KA: The soundtrack reflects themes of Brazilian folklore as well as socio-economic realities in the region. How did you weave these complex narratives into your sonic output?
L: Processes like these are quite complicated to put into words, because it asks me to explain or describe my creative process which is something I, myself, still have to figure out. The way in which I try to achieve the best results is by being fully immersed into the themes — this means reading, researching, listening. You then hope that whatever gets excreted out of your brain with all this information fills in the gaps. There is also some of Castiel Vitorino Brasileiro’s storytelling and poetry weaved into the soundtrack, which was also written with these narratives in mind.
KA: Can you tell us more about the concept of “critical fabulation” and how it influenced the sound design for the game?
L: In essence, it’s the practice of taking historical facts, but using fiction to fill in gaps or create narratives around them. It weaved itself into the sound design by giving both me and Gabriel an opportunity to take cues from the research they had done whilst creating Third World: The Bottom Dimension, filling in gaps with our own expressions and feelings. Sound design for me is a pathway to liberation as it creates a new sonic space by pushing on sounds that have influenced us and have made us prior. I wrote more about this in my essay for Dweller.
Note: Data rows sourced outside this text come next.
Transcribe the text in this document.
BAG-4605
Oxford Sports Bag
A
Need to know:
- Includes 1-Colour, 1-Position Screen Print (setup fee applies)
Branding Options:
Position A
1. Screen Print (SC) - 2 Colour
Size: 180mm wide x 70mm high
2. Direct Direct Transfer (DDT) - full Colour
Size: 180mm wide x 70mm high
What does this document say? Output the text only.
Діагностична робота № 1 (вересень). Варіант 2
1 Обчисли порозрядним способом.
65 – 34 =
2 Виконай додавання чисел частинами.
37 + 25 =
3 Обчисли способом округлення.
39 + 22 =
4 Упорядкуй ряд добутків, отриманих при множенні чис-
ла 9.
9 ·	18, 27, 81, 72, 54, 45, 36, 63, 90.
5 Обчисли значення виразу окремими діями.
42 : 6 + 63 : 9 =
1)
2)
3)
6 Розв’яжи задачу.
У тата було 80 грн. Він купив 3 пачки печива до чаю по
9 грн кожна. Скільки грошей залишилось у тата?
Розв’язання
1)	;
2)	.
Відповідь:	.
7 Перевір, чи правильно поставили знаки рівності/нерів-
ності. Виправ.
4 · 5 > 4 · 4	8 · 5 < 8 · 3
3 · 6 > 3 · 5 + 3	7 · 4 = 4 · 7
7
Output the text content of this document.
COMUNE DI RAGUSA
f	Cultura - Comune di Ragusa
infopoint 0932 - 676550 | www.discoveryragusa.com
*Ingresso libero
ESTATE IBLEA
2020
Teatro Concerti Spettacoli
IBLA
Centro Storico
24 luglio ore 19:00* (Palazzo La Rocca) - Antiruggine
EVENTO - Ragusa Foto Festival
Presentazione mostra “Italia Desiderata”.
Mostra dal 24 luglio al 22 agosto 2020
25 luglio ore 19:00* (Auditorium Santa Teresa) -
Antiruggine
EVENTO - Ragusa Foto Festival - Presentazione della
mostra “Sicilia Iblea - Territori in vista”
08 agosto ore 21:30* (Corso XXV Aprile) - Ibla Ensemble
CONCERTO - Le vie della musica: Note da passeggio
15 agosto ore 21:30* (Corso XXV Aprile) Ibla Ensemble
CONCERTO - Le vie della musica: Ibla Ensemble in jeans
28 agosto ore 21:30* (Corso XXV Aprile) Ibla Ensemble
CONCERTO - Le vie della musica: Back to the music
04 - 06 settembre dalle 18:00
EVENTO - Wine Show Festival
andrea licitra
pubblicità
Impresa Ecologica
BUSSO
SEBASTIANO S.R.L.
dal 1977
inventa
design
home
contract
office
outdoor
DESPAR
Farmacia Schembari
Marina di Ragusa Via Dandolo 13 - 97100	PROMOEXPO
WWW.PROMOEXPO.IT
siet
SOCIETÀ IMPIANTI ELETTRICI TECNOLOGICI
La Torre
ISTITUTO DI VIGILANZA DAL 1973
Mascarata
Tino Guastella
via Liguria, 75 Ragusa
KA: Third World has been exhibited internationally in major venues like the Serpentine Gallery and Pinacoteca do Estado de São Paulo. How does seeing your work in these spaces impact you creatively?
L: I’m very appreciative of the teams at Serpentine and Pinacoteca for amplifying us to more people who I think could walk away with a new thought. It might also completely change their lives from seeing and hearing our stories and our art. I ponder about this a lot, and I’ve come to the conclusion that sparking a new thought is a big aspect of my purpose. But, I don’t make my art for prestige or for institutions. I make music to connect with people.
KA: Are you able to tell us what you’re working on next?
L: More music, more beats.
KA: And what are you currently listening to — aside from your own work?
L: I’ve been listening to a lot of early Missy Elliot — Supa Dupa Fly.